On October the eleventh, United States Attorney General William P. Barr, a Catholic, delivered a speech at the University of Notre Dame, a Catholic school. What he said has become a matter of much debate and ridicule.
I think it was the finest oration in recent memory of the Founding Fathers intent in framing the Constitution and how the current cultural climate in America reflects forsaking that intent to our detriment.
I graduated from the University of North Florida where I majored in Criminal Justice. We were taught that crime is mitigated by external and internal controls.
External controls are things like society’s rules of behavior; we call them laws, and the criminal justice system that seeks to control criminal behavior. Internal controls are a person’s conscience, a sense of morality of what is right and wrong when properly socialized by the institutions of family, church and school.
Sociologists recognize that external controls, with its sanctions, may serve as a deterrent, but they are ineffective at preventing crime; the Criminal Justice System can only address crime once it is committed. A person’s conscience that has been instilled with a proper sense of what is right and wrong; is more effective at preventing crime. This is an observable truth.
Barr’s speech agreed with the view of our Founding Fathers that only moral and religious “citizens in such a free society could maintain the moral discipline and virtue necessary for the survival of free institutions.”
Barr is merely echoing one of our Founding Fathers, John Adams, who said, “We have no government armed with the power which is capable of contending with human passions unbridled by morality and religion. Our Constitution was made only for a moral and religious people. It is wholly inadequate for the government of any other.”

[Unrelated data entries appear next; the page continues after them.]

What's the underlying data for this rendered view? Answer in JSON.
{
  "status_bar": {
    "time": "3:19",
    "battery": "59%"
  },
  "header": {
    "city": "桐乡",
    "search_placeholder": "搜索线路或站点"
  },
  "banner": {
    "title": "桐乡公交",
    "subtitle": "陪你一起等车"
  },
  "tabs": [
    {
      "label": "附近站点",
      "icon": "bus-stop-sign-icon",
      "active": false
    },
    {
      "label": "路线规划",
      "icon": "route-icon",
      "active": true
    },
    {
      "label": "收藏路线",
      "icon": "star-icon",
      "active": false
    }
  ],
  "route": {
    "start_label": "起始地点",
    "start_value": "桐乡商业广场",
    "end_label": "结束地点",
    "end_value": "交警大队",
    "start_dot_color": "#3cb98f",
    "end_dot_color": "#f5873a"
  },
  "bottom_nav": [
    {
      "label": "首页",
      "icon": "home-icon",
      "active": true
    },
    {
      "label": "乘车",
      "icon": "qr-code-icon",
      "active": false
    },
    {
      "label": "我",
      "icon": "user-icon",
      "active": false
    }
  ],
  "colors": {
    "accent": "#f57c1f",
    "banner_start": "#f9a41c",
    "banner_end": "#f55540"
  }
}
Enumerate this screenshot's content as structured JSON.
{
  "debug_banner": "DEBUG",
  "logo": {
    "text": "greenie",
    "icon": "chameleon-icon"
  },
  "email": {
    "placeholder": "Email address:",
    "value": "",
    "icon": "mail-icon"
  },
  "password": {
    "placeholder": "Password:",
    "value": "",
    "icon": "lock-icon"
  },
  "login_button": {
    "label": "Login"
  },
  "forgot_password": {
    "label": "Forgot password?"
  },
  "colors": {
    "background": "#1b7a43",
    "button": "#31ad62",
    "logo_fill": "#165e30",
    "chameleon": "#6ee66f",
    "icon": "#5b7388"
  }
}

Our founders were informed by statesmen and political philosophers like Irishman Edmund Burke, who wrote, “Men are qualified for civil liberty, in exact proportion to their disposition to put chains upon their appetites … Society cannot exist unless a controlling power be placed somewhere; and the less of it there is within, the more there must be without. It is ordained in the eternal constitution of things that men of intemperate minds cannot be free. Their passions forge their fetters.”
If every single person on the planet would internalize the last six of the Ten Commandments: honor your parents, don’t murder, don’t commit adultery, don’t steal, don’t lie, and don’t covet to the point that you would break one of the previous five commandments, we would not need a criminal justice system because there would be no crime; we would not need armies and navies because the people of one country would not attempt to attack the people of another country.
If everyone exercised these six “internal controls,” which happen to be a part of the Judeo-Christian religion, there would be no need for the external controls mentioned here.
And I do not believe Barr would be denied communion in South Carolina.